「何もしない加算」と「患者の自覚に基づくアクセスのセーブ」

 本日の会議で気にかかった言葉があった。ちょっと古いニュースだが、京都府保険医協会 週刊医療情報インデックス 2008年3月第2週 (2008.03.11-2008.03.17)の中に、その言葉を見つけた。

■「技術料としての外来管理加算」へ見直し/10年度改定に向け原医療課長


 厚生労働省保険局医療課の原徳壽課長は3月16日、じほう主催のセミナー「2008年度診療報酬改定と医業経営の将来像」で講演し、中医協での議論で焦点となった再診料の見直しについて、「外来管理加算を見直し、懇切丁寧な診療を評価することを明確化したことによって、再診料は丁寧でない診療として残っている。再診料の見直しは今後の中医協で議論したい」と述べ、4月以降の中医協で「技術料としての外来管理加算」の明確化とともに、再診料の見直しの議論を進めていく考えを示した。


 外来管理加算は、処置やリハビリテーションを行わずに計画的な医学管理を行った場合に算定できることになっているが、同加算によって提供される医療サービスの内容が患者にとって実感しにくいとの指摘があったため、08年度改定では意義付けを見直し、診療時間の目安として「概ね5分を超えた場合に算定」と通知にも明記した。
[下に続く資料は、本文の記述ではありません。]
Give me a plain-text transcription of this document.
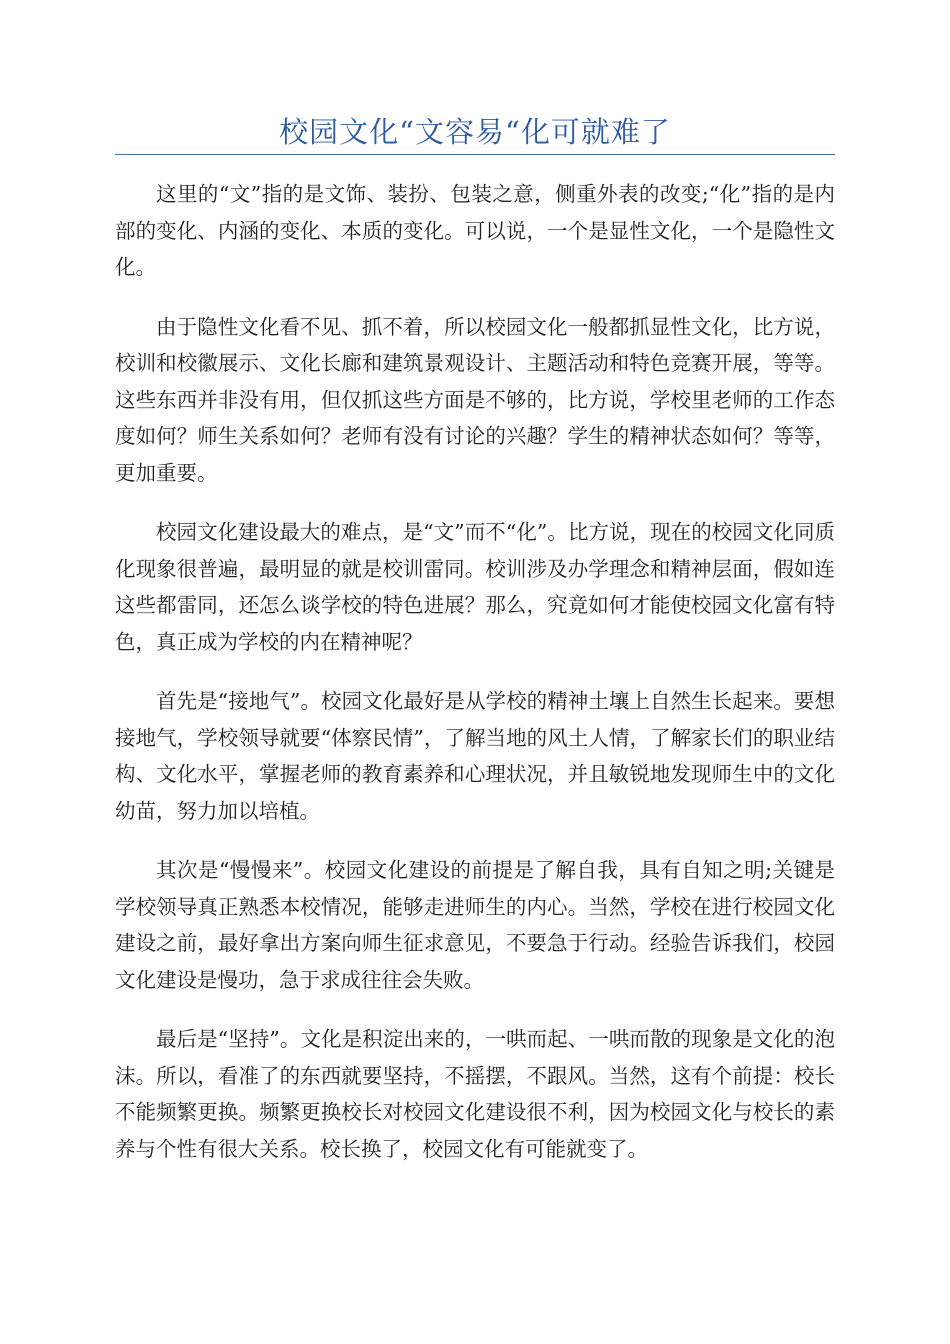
校园文化“文容易“化可就难了

这里的“文”指的是文饰、装扮、包装之意，侧重外表的改变;“化”指的是内部的变化、内涵的变化、本质的变化。可以说，一个是显性文化，一个是隐性文化。

由于隐性文化看不见、抓不着，所以校园文化一般都抓显性文化，比方说，校训和校徽展示、文化长廊和建筑景观设计、主题活动和特色竞赛开展，等等。这些东西并非没有用，但仅抓这些方面是不够的，比方说，学校里老师的工作态度如何？师生关系如何？老师有没有讨论的兴趣？学生的精神状态如何？等等，更加重要。

校园文化建设最大的难点，是“文”而不“化”。比方说，现在的校园文化同质化现象很普遍，最明显的就是校训雷同。校训涉及办学理念和精神层面，假如连这些都雷同，还怎么谈学校的特色进展？那么，究竟如何才能使校园文化富有特色，真正成为学校的内在精神呢？

首先是“接地气”。校园文化最好是从学校的精神土壤上自然生长起来。要想接地气，学校领导就要“体察民情”，了解当地的风土人情，了解家长们的职业结构、文化水平，掌握老师的教育素养和心理状况，并且敏锐地发现师生中的文化幼苗，努力加以培植。

其次是“慢慢来”。校园文化建设的前提是了解自我，具有自知之明;关键是学校领导真正熟悉本校情况，能够走进师生的内心。当然，学校在进行校园文化建设之前，最好拿出方案向师生征求意见，不要急于行动。经验告诉我们，校园文化建设是慢功，急于求成往往会失败。

最后是“坚持”。文化是积淀出来的，一哄而起、一哄而散的现象是文化的泡沫。所以，看准了的东西就要坚持，不摇摆，不跟风。当然，这有个前提：校长不能频繁更换。频繁更换校长对校园文化建设很不利，因为校园文化与校长的素养与个性有很大关系。校长换了，校园文化有可能就变了。
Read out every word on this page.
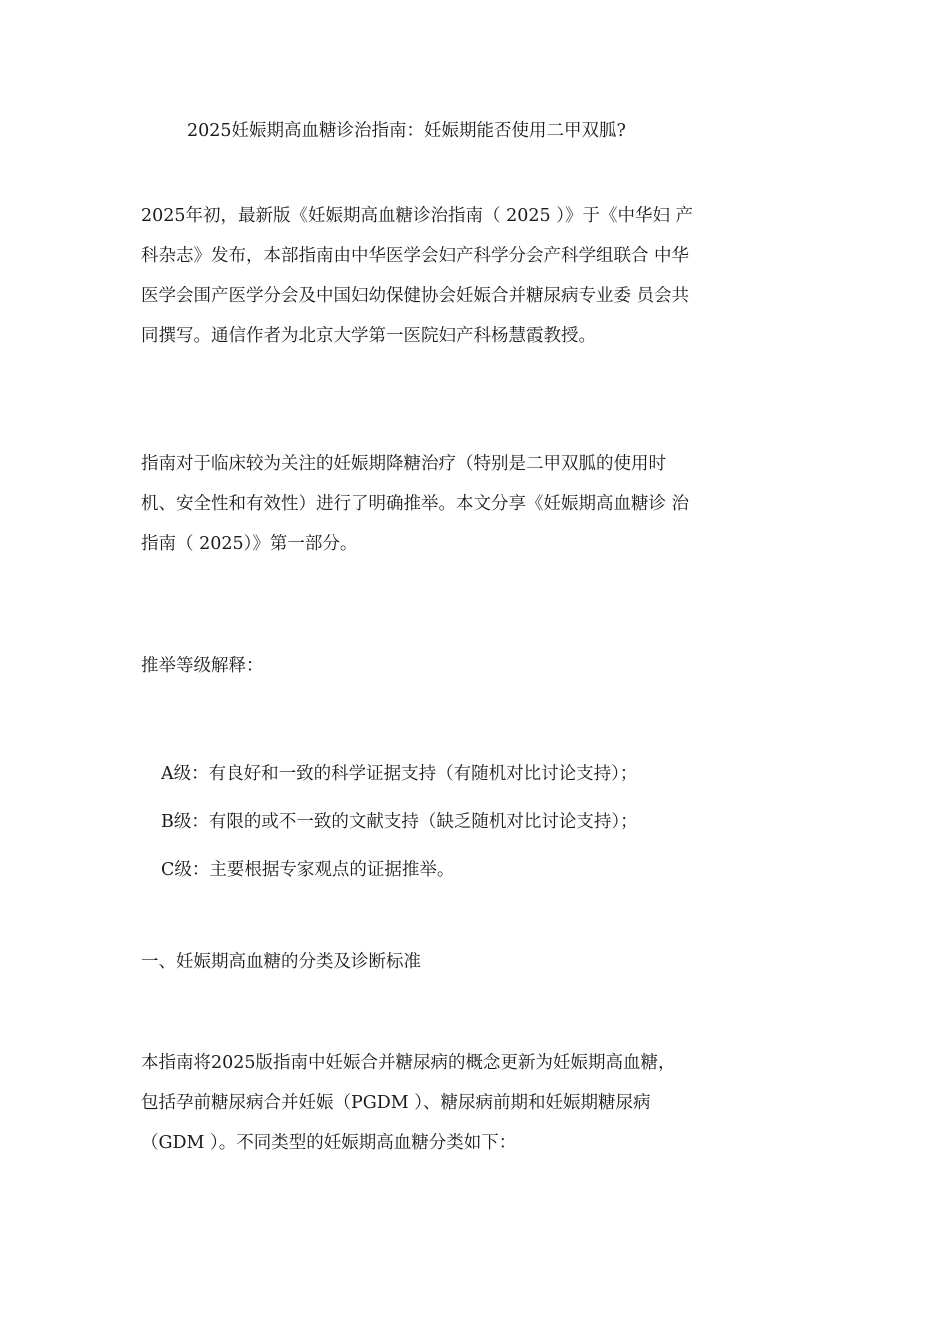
2025妊娠期高血糖诊治指南：妊娠期能否使用二甲双胍?
2025年初，最新版《妊娠期高血糖诊治指南（ 2025 ）》于《中华妇 产
科杂志》发布，本部指南由中华医学会妇产科学分会产科学组联合 中华
医学会围产医学分会及中国妇幼保健协会妊娠合并糖尿病专业委 员会共
同撰写。通信作者为北京大学第一医院妇产科杨慧霞教授。
指南对于临床较为关注的妊娠期降糖治疗（特别是二甲双胍的使用时
机、安全性和有效性）进行了明确推举。本文分享《妊娠期高血糖诊 治
指南（ 2025）》第一部分。
推举等级解释：
A级：有良好和一致的科学证据支持（有随机对比讨论支持）；
B级：有限的或不一致的文献支持（缺乏随机对比讨论支持）；
C级：主要根据专家观点的证据推举。
一、妊娠期高血糖的分类及诊断标准
本指南将2025版指南中妊娠合并糖尿病的概念更新为妊娠期高血糖，
包括孕前糖尿病合并妊娠（PGDM ）、糖尿病前期和妊娠期糖尿病
（GDM ）。不同类型的妊娠期高血糖分类如下：
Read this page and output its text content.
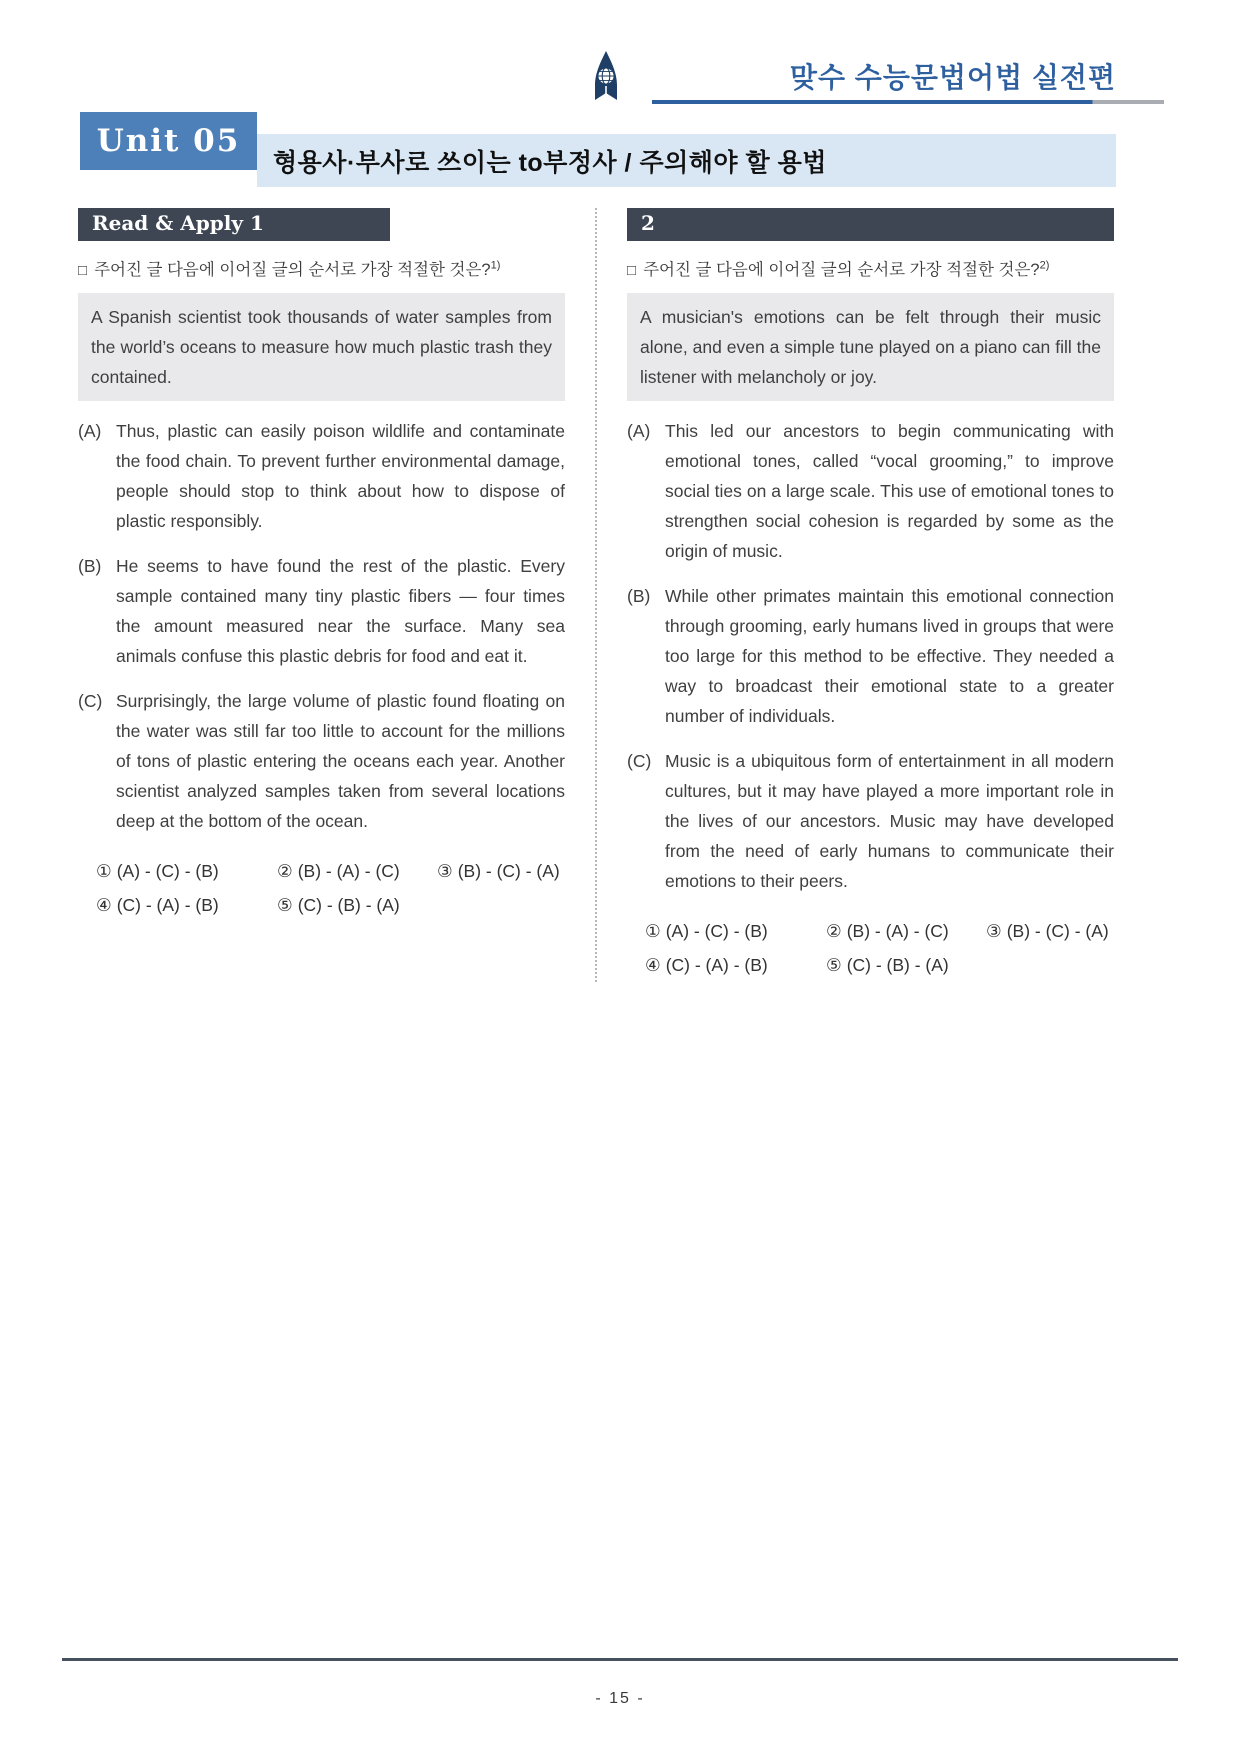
맞수 수능문법어법 실전편
Unit 05
형용사·부사로 쓰이는 to부정사 / 주의해야 할 용법
Read & Apply 1
□ 주어진 글 다음에 이어질 글의 순서로 가장 적절한 것은?$^{1)}$
A Spanish scientist took thousands of water samples from the world’s oceans to measure how much plastic trash they contained.
(A) Thus, plastic can easily poison wildlife and contaminate the food chain. To prevent further environmental damage, people should stop to think about how to dispose of plastic responsibly.
(B) He seems to have found the rest of the plastic. Every sample contained many tiny plastic fibers — four times the amount measured near the surface. Many sea animals confuse this plastic debris for food and eat it.
(C) Surprisingly, the large volume of plastic found floating on the water was still far too little to account for the millions of tons of plastic entering the oceans each year. Another scientist analyzed samples taken from several locations deep at the bottom of the ocean.
① (A) - (C) - (B)	② (B) - (A) - (C)	③ (B) - (C) - (A)
④ (C) - (A) - (B)	⑤ (C) - (B) - (A)
2
□ 주어진 글 다음에 이어질 글의 순서로 가장 적절한 것은?$^{2)}$
A musician's emotions can be felt through their music alone, and even a simple tune played on a piano can fill the listener with melancholy or joy.
(A) This led our ancestors to begin communicating with emotional tones, called “vocal grooming,” to improve social ties on a large scale. This use of emotional tones to strengthen social cohesion is regarded by some as the origin of music.
(B) While other primates maintain this emotional connection through grooming, early humans lived in groups that were too large for this method to be effective. They needed a way to broadcast their emotional state to a greater number of individuals.
(C) Music is a ubiquitous form of entertainment in all modern cultures, but it may have played a more important role in the lives of our ancestors. Music may have developed from the need of early humans to communicate their emotions to their peers.
① (A) - (C) - (B)	② (B) - (A) - (C)	③ (B) - (C) - (A)
④ (C) - (A) - (B)	⑤ (C) - (B) - (A)
- 15 -
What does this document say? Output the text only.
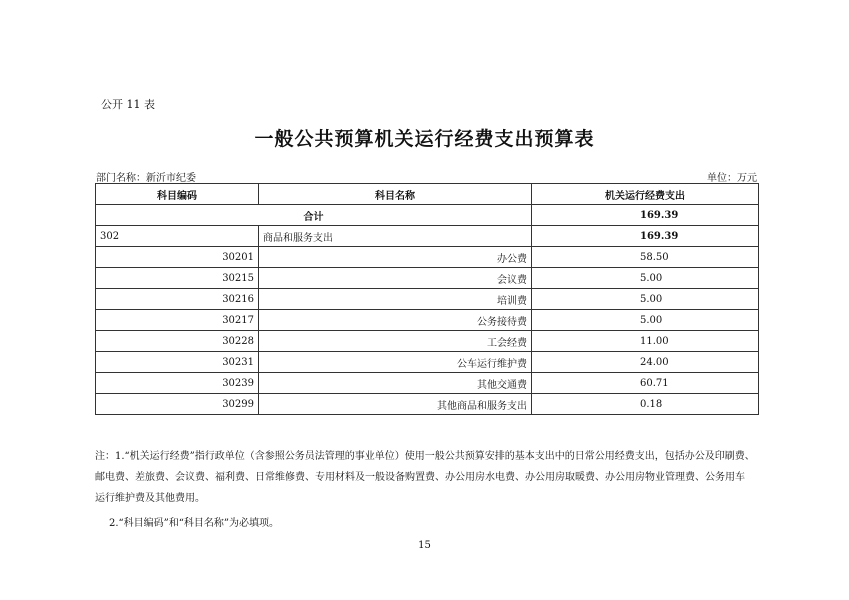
公开 11 表
一般公共预算机关运行经费支出预算表
部门名称：新沂市纪委	单位：万元
科目编码	科目名称	机关运行经费支出
合计		169.39
302	商品和服务支出	169.39
30201	办公费	58.50
30215	会议费	5.00
30216	培训费	5.00
30217	公务接待费	5.00
30228	工会经费	11.00
30231	公车运行维护费	24.00
30239	其他交通费	60.71
30299	其他商品和服务支出	0.18

注：1.“机关运行经费”指行政单位（含参照公务员法管理的事业单位）使用一般公共预算安排的基本支出中的日常公用经费支出，包括办公及印刷费、

邮电费、差旅费、会议费、福利费、日常维修费、专用材料及一般设备购置费、办公用房水电费、办公用房取暖费、办公用房物业管理费、公务用车

运行维护费及其他费用。

2.“科目编码”和“科目名称”为必填项。

15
 原課長は「外来管理加算は元は内科再診料。眼科や耳鼻科などと比べて、処置や検査が少ない内科の再診料をかさ上げするため、しっかりとした診察を評価する点数としてできた。しかし、いつの間にか『何もしない加算』となってしまった」と同加算の歴史を振り返った。


 その上で、「今回、外来管理加算の意義付けを見直し丁寧な診察を評価することとしたが、処置やリハビリをして加算を算定できない場合の丁寧な診察はどう評価するのかという問題がある。外来管理加算は純粋な技術料としての丁寧な診療に着目した形に変えていくべき。その後に、初再診料を含めて見直しの議論を進めるべき」と述べ、「丁寧な診察」は医師の技術料として外来管理加算で評価し、基本コスト部分を再診料で評価する体系への転換が必要との考えを示した。


 また、原課長は今回の改定で意図した結果とならなかった点数として「後期高齢者診療料」を挙げ、「患者の自覚に基づいてアクセスを自らセーブしてもらうことを考えていたが、そこへは行き着けなかった」と述べた。


 入院時医学管理加算、医師事務作業補助体制加算、ハイリスク分娩管理加算の算定要件となっている勤務医の負担軽減に向けた計画について原課長は、「計画は職員に周知してもらう。実行が伴わない場合、勤務医は立ち去っていくことになるため、病院は誠実に対応する必要が出てくる」と述べ、勤務医負担軽減計画の重要性を指摘した。


 原医療課長は、本音で語ってくれることが多く、実に分かりやすい。エントリーに取り上げやすく、私のブログでもたびたび紹介している。


 プロフィールは以下のとおりである。
* 原徳壽氏のプロフィール
 昭和56年に自治医科大卒。同年京都府衛生部に入り、平成2年に厚生省健政局計画課、同6年に医療課の課長補佐、富山県厚生部長、環境庁特殊疾病対策室長、文科省がん研究調整官、防衛庁運用局衛生官をつとめ、18年7月から現職。


 臨床経験ほぼゼロ。したがって、臨床医の心情が全く理解できていない。だからこそ、『何もしない加算』という神経を逆なでする言葉が平気で出てくる。実力ある臨床医は、診断が的確で、管理方針が明確、その上で看護師を含めてチームでアプローチをしている。だから、短時間で外来患者をこなしても、病状が安定し、問題を生じていないということが分かっていない。医師が診察に5分以上時間をかければ「丁寧な診察」になる訳ではない。「一つには、財源の問題があります。改定時には、外来管理加算がどのくらい算定されるかを計算していますから、「5分」は崩せません 。」と医療機関を平気で脅していることから分かるように、外来管理加算5分ルールは医療費削減の手段でしかない。


 また、患者の痛みを全く理解できない。「後期高齢者診療料」の本当の目的が、「患者の自覚に基づいてアクセスを自らセーブ」してもらうということを露骨に表明している。「医師と患者の信頼関係を後押しするための点数」という表現よりずっと分かりやすい。